From a nearby rooftop, a dark figure lowered his binoculars. The Batman had been tracking the Clock’s movements ever since he arrived in Gotham City under the obviously false alias of Temple Fugate. The first foe he’d ever fought as the Batman turned out to be Clockwork’s first true enemy as well. Somehow that seemed fitting.
***
Ticks was sitting on the rooftop of Deltonio’s Deli when an expected visitor arrived.
“You were rather brutal on the Clock and his hoods tonight.”
“He threatened my family and home,” replied Ticks. “I gave him something not only to remember me, but the extent that I’ll go to protect them.”
“I understand the sentiment,” Batman said, standing behind Ticks.
“Did I cross that line you spoke of last time?” asked the automaton.
“That has yet to be determined,” replied Batman. “Right now I’d say that you were… overly enthusiastic.”

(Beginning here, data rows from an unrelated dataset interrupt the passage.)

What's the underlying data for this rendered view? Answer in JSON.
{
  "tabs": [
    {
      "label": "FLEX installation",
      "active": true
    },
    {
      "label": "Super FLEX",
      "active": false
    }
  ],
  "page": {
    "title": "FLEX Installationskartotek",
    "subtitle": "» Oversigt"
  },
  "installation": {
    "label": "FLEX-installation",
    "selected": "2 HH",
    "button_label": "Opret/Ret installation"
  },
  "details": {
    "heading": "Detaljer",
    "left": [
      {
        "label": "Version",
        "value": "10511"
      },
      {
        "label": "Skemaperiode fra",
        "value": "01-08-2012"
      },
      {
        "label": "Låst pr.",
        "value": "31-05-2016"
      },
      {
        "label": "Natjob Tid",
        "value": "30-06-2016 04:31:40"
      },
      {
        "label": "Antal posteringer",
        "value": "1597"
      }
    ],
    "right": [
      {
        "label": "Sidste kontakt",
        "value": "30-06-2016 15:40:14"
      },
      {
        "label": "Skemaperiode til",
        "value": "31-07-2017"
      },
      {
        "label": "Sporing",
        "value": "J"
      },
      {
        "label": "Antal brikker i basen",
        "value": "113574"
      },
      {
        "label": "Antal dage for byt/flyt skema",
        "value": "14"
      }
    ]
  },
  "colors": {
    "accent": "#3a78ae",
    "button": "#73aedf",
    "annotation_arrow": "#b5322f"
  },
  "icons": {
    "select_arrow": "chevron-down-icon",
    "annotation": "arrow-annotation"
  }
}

“He was going to add me to a collection, like I was a souvenir,” explained Ticks.
“I understand. I heard that you called the police. Gordon will ensure that it will be fair.”
“Will I have to go to jail?”
“Strange thing is, the Clock didn’t see Trenton Avery,” said the Batman. “He only saw a man in a ski mask who implied that he was the Clockwork hero that he was after. And the man disappeared before police arrived after the Clock’s weapon was crushed.”

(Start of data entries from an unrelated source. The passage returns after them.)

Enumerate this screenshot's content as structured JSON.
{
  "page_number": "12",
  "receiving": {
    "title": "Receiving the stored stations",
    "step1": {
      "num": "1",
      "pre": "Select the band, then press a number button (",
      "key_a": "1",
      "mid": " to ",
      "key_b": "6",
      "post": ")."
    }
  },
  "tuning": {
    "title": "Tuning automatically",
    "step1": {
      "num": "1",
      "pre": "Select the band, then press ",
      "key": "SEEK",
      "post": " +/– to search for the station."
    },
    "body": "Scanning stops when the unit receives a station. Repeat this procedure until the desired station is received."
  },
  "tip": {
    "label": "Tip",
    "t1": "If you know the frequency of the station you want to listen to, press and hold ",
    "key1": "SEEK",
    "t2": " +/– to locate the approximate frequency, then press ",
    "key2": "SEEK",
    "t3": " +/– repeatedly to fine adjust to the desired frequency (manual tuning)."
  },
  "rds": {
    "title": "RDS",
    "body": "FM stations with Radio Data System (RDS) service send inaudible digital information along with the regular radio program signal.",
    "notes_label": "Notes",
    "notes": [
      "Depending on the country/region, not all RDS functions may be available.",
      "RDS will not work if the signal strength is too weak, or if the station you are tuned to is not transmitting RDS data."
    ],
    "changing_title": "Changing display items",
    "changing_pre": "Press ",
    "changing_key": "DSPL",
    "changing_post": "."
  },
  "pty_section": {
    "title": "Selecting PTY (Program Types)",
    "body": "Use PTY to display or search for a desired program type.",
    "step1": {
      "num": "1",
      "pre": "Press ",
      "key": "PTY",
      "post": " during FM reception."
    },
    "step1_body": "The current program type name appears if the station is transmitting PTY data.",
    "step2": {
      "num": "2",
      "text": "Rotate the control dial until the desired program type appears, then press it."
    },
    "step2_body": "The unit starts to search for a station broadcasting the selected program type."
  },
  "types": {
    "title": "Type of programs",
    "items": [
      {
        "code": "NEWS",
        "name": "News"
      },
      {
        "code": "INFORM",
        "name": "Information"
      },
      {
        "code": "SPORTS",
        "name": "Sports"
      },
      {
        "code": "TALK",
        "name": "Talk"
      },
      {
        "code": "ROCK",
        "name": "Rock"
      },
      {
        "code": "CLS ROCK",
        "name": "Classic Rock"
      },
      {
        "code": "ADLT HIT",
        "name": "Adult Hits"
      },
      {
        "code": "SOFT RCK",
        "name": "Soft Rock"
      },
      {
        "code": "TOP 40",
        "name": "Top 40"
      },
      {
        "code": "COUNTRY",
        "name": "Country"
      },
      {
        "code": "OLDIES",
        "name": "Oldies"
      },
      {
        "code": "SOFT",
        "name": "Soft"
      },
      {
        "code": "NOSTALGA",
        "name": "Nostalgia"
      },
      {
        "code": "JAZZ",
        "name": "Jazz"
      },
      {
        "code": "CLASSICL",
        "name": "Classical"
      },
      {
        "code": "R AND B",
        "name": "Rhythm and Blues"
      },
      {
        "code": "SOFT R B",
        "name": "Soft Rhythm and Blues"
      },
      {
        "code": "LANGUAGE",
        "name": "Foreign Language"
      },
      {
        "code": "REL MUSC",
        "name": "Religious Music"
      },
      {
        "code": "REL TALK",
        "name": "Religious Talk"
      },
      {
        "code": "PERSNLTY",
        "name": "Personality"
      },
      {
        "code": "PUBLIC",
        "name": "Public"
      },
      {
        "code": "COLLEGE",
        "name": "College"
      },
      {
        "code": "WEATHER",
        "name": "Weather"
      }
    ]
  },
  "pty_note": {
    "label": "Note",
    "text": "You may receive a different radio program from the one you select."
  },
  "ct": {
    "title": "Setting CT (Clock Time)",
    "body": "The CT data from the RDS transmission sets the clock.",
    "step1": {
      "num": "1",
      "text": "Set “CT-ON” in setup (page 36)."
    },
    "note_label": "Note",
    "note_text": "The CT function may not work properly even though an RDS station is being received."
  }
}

“You, I, and Jim Gordon know who it was, don’t we?” asked Ticks.
“Probably a few more, too, but Gotham City has always been considerate of its heroes and their secrets, at least since James Gordon and I came to our agreement.”
“But what if I’m questioned on where I was?”
“Is Trenton Avery the same as Clockwork, who was seen those many weeks ago?”
“We know he was,” replied Ticks.
“Clockwork and Trenton Avery can have separate existences now,” suggested Batman. “That should answer your question.”
“I was out walking.”
“Call this man,” said the Batman, handing him a simple business card with a name and a phone number. “He should help Clockwork get an outfit that separates him from Trenton Avery further. Ski masks can only be worn for so long before they wear out or get torn.”
“You sound as if you have some experience in this.”
“We all start out somewhere,” the Batman said before swinging away into the night.
Ticks looked at the business card, then the darkness where the figure had disappeared into, and wondered what lay behind the cape and cowl, and why the Batman would help him.
***
The capture of the Clock was in the news the next morning. Ticks listened to the radio as they attributed the capture to either the Batman or Nightwing.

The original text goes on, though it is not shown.